Our boy Mic’s symptoms were so subtle and their onset so gradual that we didn’t initially see them. In fact, our other dogs noticed them first. Mic, a Pembroke Welsh Corgi then 12, had always embodied good dog manners. He’d never met a dog who didn’t like him. Suddenly, he was enraging his pack-mates. We sympathized: his nighttime barking was fraying our nerves.
Though a number of vet visits and lab tests revealed nothing, Mic continued to decline. When his spatial perception deteriorated, we realized that he was acting like some elderly people we had known, and concluded, almost tongue-in-cheek, that he had “doggy dementia.”
Turns out we were right. Though many veterinarians and dog owners are unaware of it, canine cognitive dysfunction, or CCD (also known as cognitive dysfunction syndrome), affects a significant portion of the senior dog population. The advances in veterinary medicine and improved owner care that have helped dogs live longer have also increased the incidence of CCD, but as many as 85 percent of cases may go undiagnosed.
“It’s a big issue, and there’s not much awareness of it, even among vets,” says Leticia Fanucchi, DVM, PhD, a veterinary behaviorist and director of Veterinary Medicine Behavioral Services at Washington State University’s Veterinary Teaching Hospital. “I get that question—‘Dogs get dementia?’— even from colleagues.” But CCD is nothing new.
“I first started recognizing symptoms of what we now refer to as ‘cognitive dysfunction’ in dogs over 30 years ago,” says Dennis Thomas, DVM, a holistic practitioner in Spokane, Wash., and author of Whole-Pet Healing. “We didn’t have a catchy term for the disease so I called it ‘pre-senility syndrome.’”
CCD, an umbrella term for four separate cognitive forms, is an age-related neurobehavioral syndrome leading to a decline in cognitive function that can be devastating to the human/canine relationship. The forms are as follows:
Involutive depression (or depression occurring in the dog’s later years), similar to chronic depression in humans. Several factors may be involved, but untreated anxieties seem to play a key role. Because some of the symptoms— circling, wandering and house soiling—often result in the dog’s confinement, anxiety can increase, which, in turn, worsens the symptoms. Other symptoms of this form of CCD include lethargy, sleep disorders, decreased learning and vocalizing.

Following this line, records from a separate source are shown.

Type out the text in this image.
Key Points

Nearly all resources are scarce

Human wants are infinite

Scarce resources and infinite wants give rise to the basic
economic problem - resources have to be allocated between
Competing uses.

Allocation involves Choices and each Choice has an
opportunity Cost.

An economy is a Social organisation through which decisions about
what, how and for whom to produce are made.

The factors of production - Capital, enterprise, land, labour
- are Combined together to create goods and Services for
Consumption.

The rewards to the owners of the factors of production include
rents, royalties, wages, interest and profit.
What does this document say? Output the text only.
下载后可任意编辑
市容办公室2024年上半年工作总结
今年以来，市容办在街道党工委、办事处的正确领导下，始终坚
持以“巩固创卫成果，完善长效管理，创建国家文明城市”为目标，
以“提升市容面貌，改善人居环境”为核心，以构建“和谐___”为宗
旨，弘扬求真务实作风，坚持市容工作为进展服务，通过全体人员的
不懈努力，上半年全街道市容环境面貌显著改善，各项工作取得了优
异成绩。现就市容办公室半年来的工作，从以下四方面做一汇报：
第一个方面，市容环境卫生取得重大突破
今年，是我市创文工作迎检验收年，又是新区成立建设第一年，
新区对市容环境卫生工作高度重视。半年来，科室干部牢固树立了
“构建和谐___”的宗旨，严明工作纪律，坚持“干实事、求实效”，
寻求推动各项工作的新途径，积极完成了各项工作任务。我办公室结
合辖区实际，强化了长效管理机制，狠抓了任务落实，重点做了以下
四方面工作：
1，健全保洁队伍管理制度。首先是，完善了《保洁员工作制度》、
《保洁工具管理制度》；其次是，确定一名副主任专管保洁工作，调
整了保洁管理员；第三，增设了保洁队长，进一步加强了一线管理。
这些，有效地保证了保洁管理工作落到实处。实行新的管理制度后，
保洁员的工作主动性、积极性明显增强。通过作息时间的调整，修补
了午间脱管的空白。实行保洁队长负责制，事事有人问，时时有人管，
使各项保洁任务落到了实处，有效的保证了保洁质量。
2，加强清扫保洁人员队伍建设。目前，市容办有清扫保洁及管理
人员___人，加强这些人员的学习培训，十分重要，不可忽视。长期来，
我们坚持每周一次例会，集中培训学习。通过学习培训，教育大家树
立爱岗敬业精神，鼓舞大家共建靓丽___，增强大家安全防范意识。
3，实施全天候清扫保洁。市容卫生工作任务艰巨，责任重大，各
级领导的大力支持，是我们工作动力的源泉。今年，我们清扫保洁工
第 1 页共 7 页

This often involves loss of awareness of body length and size. “Dogs with dysthymia often get stuck,” explains Fanucchi. “Behind furniture, in a corner. All they have to do is walk backwards, but they don’t know that.” Other symptoms include disrupted sleep-wake cycles; constant growling, whining or moaning; and aggressive behavior. “If you interrupt a dog while he’s in a dysthymic state, he can get mad and bite,” cautions Fanucchi. Causes of this form are thought to include hyperadrenocorticism (such as Cushing’s disease) and long-term steroid therapy.
In old dogs, hyper-aggression is associated with the dysfunction of structures related to the neurotransmitter serotonin. Cortical tumors may also be involved. “Dogs with this form of CCD lose their ability to communicate with other animals,” explains Fanucchi. “They neither give appeasing signals to other pets in the house nor understand when others send them. They bite first and warn second.”
This involves a profound decline in cognitive ability. According to Fanucchi, it is the closest thing to Alzheimer’s in humans. “They just don’t seem to learn well in any form anymore. They forget familiar features of their lives, including other pets and people. When it’s more advanced, they forget who their owners are.”
As with human dementia, the causes of CCD are not well known, but accumulations of sticky proteins called beta-amyloid plaques around neurons and the breakdown of neurons resulting in so-called neurofibrillary tangles are considered to be the leading culprits. As in humans, both phenomena affect the brain by interrupting nerve impulse transmission.